In all, Fitzpatrick has those four picks, a touchdown, six passes defended, a forced fumble and 30 tackles in six games as a Steeler. To him, the smooth transition is no surprise. This Steelers defense under Keith Butler is made for a player like him.

"I think it's a system that just allows you to play fast, play how you want to play," Fitzpatrick was telling me at his locker inside the Rooney Complex after practice Thursday. "They don't put too much on you. They don't make you think too much. And it's predicated on playing fast. It's predicated on just executing and doing what we do so we can go out there and play ball, play fast."

Fitzpatrick does indeed play fast — super fast. During his pick-six against the Colts in Week 9, Fitzpatrick reached a top speed of 21.48 MPH, the fastest of any player in Week 9 action, per NFL's Next Gen Stats.

Back in his first appearance as a Steeler in Week 3 against the 49ers, Fitzpatrick recorded an interception, a forced fumble and a pass defended, immediately proving why the Steelers invested a 2020 first- and fifth-round pick, plus a 2021 sixth-round pick to get him.

Despite that strong, splash-filled debut, Fitzpatrick says it wasn't all easy coming straight from Miami to the Steel City.

"It was tough at first, but obviously the more you practice at it and the more reps you get at it, the more comfortable you get," Fitzpatrick was telling me of digesting the Steelers' defensive scheme on short notice. "I'm good now, but at first — football's football — but learning the little differences and the little nuances that are different was challenging.

"But once I got out there, talked to all the players, talked to the coaches, we all worked hand-in-hand to make sure I learn the system and was comfortable."

Right there at the end is the kicker in it all.

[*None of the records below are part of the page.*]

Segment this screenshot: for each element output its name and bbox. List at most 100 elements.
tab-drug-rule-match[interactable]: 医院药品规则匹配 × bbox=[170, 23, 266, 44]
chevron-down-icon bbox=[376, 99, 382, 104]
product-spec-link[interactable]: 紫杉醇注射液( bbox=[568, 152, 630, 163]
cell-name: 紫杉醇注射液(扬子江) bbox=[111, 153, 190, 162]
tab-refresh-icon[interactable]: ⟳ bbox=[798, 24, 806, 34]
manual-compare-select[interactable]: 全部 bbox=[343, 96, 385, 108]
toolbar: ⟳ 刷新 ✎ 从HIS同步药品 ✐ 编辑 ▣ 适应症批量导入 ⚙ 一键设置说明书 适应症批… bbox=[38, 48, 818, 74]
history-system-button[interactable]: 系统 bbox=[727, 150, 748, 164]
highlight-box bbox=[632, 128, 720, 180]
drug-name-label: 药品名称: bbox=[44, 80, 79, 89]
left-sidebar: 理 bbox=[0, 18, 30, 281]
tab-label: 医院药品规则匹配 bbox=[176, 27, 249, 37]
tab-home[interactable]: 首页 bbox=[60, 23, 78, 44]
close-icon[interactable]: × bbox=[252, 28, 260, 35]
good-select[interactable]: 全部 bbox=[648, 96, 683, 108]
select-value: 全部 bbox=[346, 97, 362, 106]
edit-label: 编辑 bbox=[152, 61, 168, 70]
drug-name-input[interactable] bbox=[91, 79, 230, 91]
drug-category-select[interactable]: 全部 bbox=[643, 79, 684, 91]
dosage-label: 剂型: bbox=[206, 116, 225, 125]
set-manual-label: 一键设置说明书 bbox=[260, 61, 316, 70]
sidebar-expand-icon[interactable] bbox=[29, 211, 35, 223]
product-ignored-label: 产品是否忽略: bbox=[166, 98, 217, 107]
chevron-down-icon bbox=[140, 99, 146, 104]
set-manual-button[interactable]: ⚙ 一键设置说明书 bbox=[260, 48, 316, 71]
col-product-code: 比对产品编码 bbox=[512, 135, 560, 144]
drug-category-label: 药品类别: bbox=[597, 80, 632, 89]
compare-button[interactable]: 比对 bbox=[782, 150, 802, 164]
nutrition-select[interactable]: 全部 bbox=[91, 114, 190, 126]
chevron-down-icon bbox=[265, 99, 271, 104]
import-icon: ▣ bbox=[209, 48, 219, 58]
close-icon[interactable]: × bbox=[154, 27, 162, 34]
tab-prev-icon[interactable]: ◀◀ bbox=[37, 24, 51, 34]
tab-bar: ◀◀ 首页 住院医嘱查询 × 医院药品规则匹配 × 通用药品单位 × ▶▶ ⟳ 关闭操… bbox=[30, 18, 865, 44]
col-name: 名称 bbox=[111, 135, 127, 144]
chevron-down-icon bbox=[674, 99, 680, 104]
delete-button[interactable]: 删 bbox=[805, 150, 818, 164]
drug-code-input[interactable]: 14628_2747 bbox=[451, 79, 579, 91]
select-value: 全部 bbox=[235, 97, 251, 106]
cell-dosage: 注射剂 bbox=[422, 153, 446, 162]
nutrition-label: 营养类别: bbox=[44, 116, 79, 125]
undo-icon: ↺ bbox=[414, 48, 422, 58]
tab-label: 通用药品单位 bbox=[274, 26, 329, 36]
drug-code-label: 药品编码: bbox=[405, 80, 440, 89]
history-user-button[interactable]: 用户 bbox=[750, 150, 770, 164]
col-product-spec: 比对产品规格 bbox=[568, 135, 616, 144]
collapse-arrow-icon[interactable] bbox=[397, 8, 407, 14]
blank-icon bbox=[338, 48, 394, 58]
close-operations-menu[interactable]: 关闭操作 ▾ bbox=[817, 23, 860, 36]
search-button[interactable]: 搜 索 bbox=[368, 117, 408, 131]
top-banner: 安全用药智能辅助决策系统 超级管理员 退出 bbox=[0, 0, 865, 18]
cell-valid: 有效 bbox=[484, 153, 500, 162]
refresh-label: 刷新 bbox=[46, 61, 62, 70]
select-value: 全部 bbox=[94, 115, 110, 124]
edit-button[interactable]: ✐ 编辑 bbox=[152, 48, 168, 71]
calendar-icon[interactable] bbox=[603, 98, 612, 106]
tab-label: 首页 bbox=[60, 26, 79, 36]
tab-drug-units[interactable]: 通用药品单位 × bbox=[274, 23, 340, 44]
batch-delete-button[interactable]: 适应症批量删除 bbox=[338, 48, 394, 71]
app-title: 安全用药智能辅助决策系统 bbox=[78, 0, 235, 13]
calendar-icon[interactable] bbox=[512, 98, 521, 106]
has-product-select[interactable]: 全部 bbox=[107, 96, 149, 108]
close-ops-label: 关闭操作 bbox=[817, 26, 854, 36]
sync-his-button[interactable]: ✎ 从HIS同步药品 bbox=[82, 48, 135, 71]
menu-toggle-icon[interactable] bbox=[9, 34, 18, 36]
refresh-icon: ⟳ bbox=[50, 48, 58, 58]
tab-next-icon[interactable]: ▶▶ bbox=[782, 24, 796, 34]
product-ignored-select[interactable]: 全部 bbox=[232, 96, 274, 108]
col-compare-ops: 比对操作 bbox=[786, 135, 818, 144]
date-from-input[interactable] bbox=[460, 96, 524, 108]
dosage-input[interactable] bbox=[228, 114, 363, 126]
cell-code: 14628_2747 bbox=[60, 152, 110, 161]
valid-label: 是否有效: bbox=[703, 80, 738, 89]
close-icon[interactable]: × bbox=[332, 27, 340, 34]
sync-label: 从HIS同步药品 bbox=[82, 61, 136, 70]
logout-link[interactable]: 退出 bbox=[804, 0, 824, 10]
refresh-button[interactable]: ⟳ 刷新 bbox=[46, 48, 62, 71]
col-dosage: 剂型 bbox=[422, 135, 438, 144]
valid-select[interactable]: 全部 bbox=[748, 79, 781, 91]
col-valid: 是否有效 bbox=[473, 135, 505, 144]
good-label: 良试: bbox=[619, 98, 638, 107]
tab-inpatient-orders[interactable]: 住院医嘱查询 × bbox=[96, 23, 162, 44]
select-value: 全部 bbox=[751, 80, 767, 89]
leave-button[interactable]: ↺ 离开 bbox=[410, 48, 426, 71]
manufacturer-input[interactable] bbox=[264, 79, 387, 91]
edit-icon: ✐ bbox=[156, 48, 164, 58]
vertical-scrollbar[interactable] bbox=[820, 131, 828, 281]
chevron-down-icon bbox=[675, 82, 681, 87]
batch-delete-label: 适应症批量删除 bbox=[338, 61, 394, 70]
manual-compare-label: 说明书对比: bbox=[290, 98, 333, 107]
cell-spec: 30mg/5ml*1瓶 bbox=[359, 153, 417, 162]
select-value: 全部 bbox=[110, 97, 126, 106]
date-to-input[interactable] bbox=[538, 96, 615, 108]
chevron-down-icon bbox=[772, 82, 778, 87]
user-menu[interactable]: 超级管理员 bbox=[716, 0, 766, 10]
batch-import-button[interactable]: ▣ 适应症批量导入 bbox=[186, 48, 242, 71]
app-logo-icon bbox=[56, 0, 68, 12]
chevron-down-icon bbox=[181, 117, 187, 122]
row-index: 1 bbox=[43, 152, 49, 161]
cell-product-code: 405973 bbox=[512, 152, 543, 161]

Once Fitzpatrick talked to the players and the coaches, he was able to not only learn the information he needed, but to understand this is a group committed to working together and providing support to one another every step of the way.

Throughout Steelers training camp and OTAs, we heard so much about the "chemistry" of this defense — and Fitzpatrick certainly felt it, too.


"Yeah, I felt that for sure," Fitzpatrick was telling me. "I think there's not a lot of ego in this locker room. There's a lot of places where you go and there's a whole lot of ego that kind of interferes with the camaraderie and just the overall well-being and morale of the team. I got here, and there's no ego. If there's any ego, they get checked quick and humbled quick. That's it."

In the end, though, Fitzpatrick says we don't need to dig too deep to understand what's working for him. When he said "football's football" earlier, he meant it. It really can be simplified to those terms. Sure, the Steelers emphasize turnovers and employ game plans and schemes to maximize the potential to get the ball back to its offense, but really:

"I think that's just defense in general," Fitzpatrick said. "You're always trying to create turnovers or get stops and stuff like that. When the opportunity arises and you can go get it, you go get it."

Fitzpatrick is getting it done thus far, and for him, the payoff couldn't be sweeter. He wanted out of a struggling Dolphins organization, and the Steelers paid the price to get it done. Now, having felt life in Miami, he's not taking his time here for granted.

"I was excited [to be here], just knowing the history and all the accomplishments that this program has achieved," Fitzpatrick said. "It's an awesome program and a great place to be."